J’ai été jaloux du prêtre de Bolsène, à qui l’hostie saigna sur les mains, et je souhaitais toujours que ma foi ébranlée se raffermît dans la terreur d’un tel miracle ; mais la goutte de sang que je demandais, pour y noyer cet athéisme qui envahissait ma raison, n’a jamais rougi la table de l’innocent sacrifice, et c’est alors que, las d’attendre, j’ai renversé ce calice dans lequel il n’y avait plus que des fluides de la terre que je pouvais décomposer sans y trouver Dieu !…

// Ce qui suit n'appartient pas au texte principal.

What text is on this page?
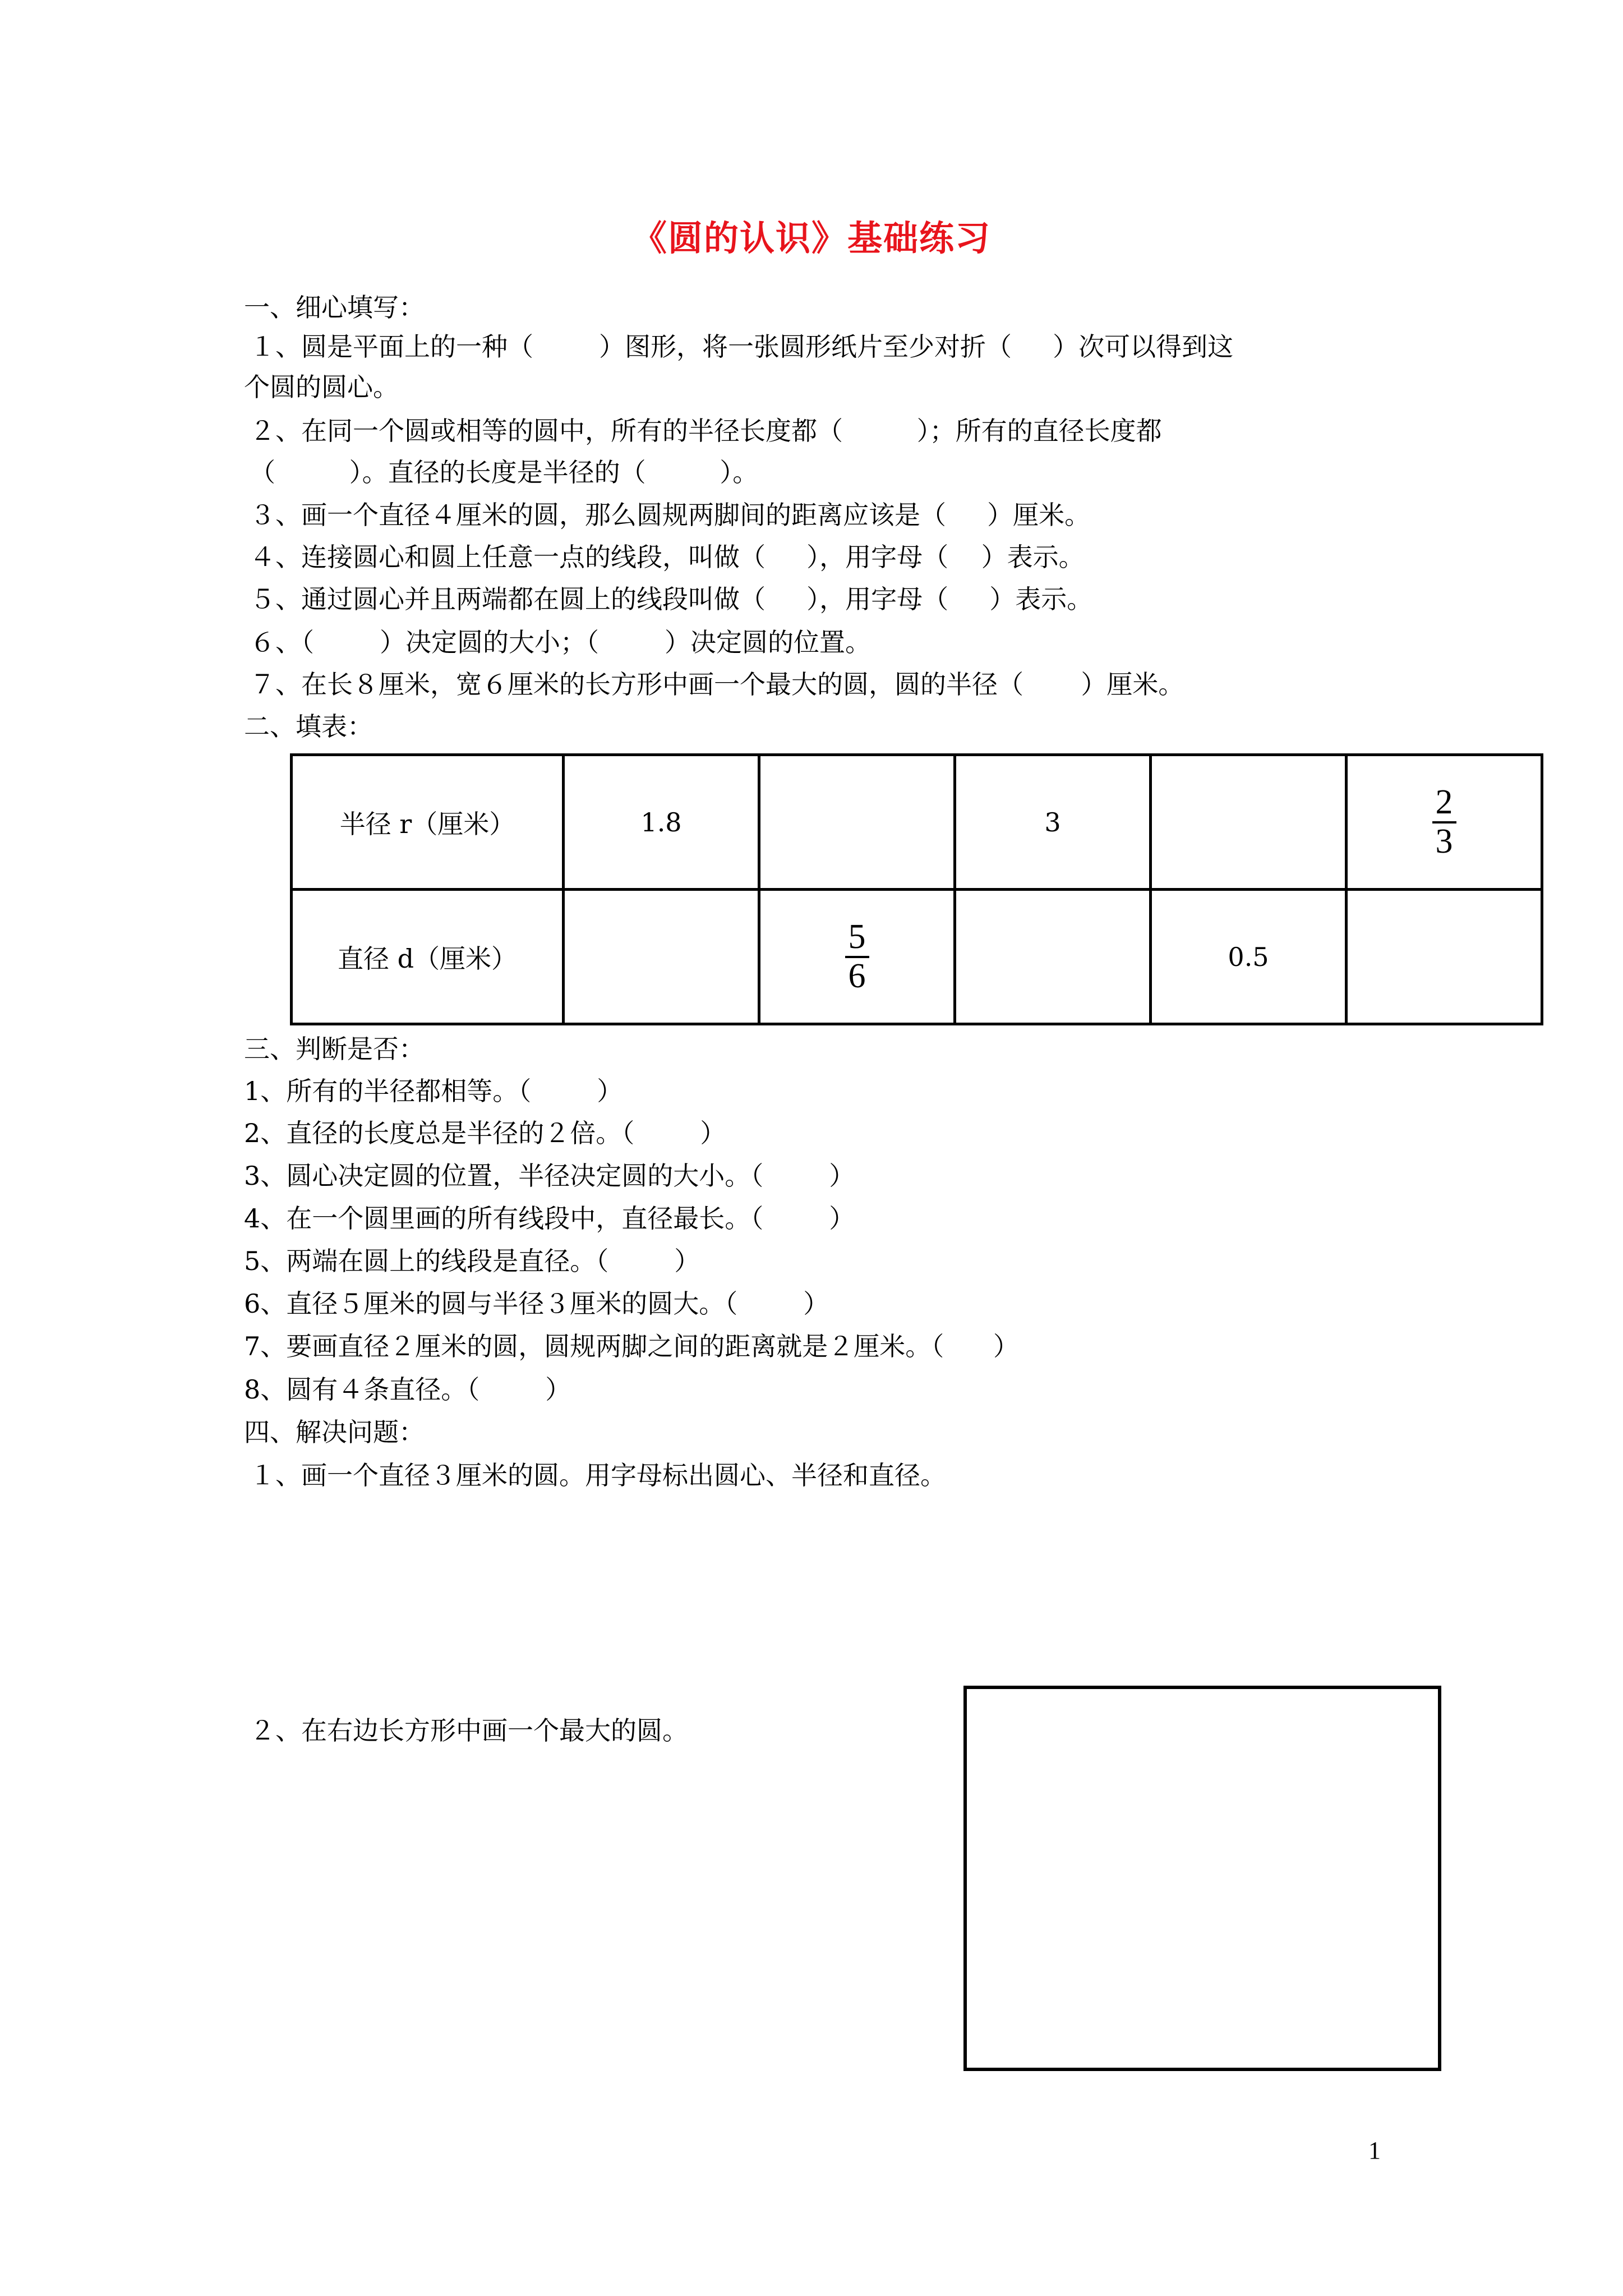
《圆的认识》基础练习
一、细心填写：
１、圆是平面上的一种（        ）图形，将一张圆形纸片至少对折（     ）次可以得到这
个圆的圆心。
２、在同一个圆或相等的圆中，所有的半径长度都（         ）；所有的直径长度都
（         ）。直径的长度是半径的（         ）。
３、画一个直径４厘米的圆，那么圆规两脚间的距离应该是（     ）厘米。
４、连接圆心和圆上任意一点的线段，叫做（     ），用字母（    ）表示。
５、通过圆心并且两端都在圆上的线段叫做（     ），用字母（     ）表示。
６、（        ）决定圆的大小；（        ）决定圆的位置。
７、在长８厘米，宽６厘米的长方形中画一个最大的圆，圆的半径（       ）厘米。
二、填表：
半径 r（厘米）	1.8		3		$\frac{2}{3}$

直径 d（厘米）		$\frac{5}{6}$		0.5	
三、判断是否：
1、所有的半径都相等。（        ）
2、直径的长度总是半径的２倍。（        ）
3、圆心决定圆的位置，半径决定圆的大小。（        ）
4、在一个圆里画的所有线段中，直径最长。（        ）
5、两端在圆上的线段是直径。（        ）
6、直径５厘米的圆与半径３厘米的圆大。（        ）
7、要画直径２厘米的圆，圆规两脚之间的距离就是２厘米。（      ）
8、圆有４条直径。（        ）
四、解决问题：
１、画一个直径３厘米的圆。用字母标出圆心、半径和直径。
２、在右边长方形中画一个最大的圆。
1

L’homme qui a fait cela, Néel, pensait bien avoir mis cette grande illusion de Dieu hors de sa vie, et elle y revint cependant pour se venger des mépris de ma raison, me frappant comme un être réel, comme une main de chair, dans les entrailles ! La Religion foulée aux pieds a trouvé le moyen de me rendre, coup pour coup, cette blessure…

Ce rocher de Golgotha qui pèse sur le monde, et que je croyais avoir rejeté de ma vie comme un joug brisé, y retombe, — et c’est la main de mon enfant qui le fait rouler sur mon cœur !…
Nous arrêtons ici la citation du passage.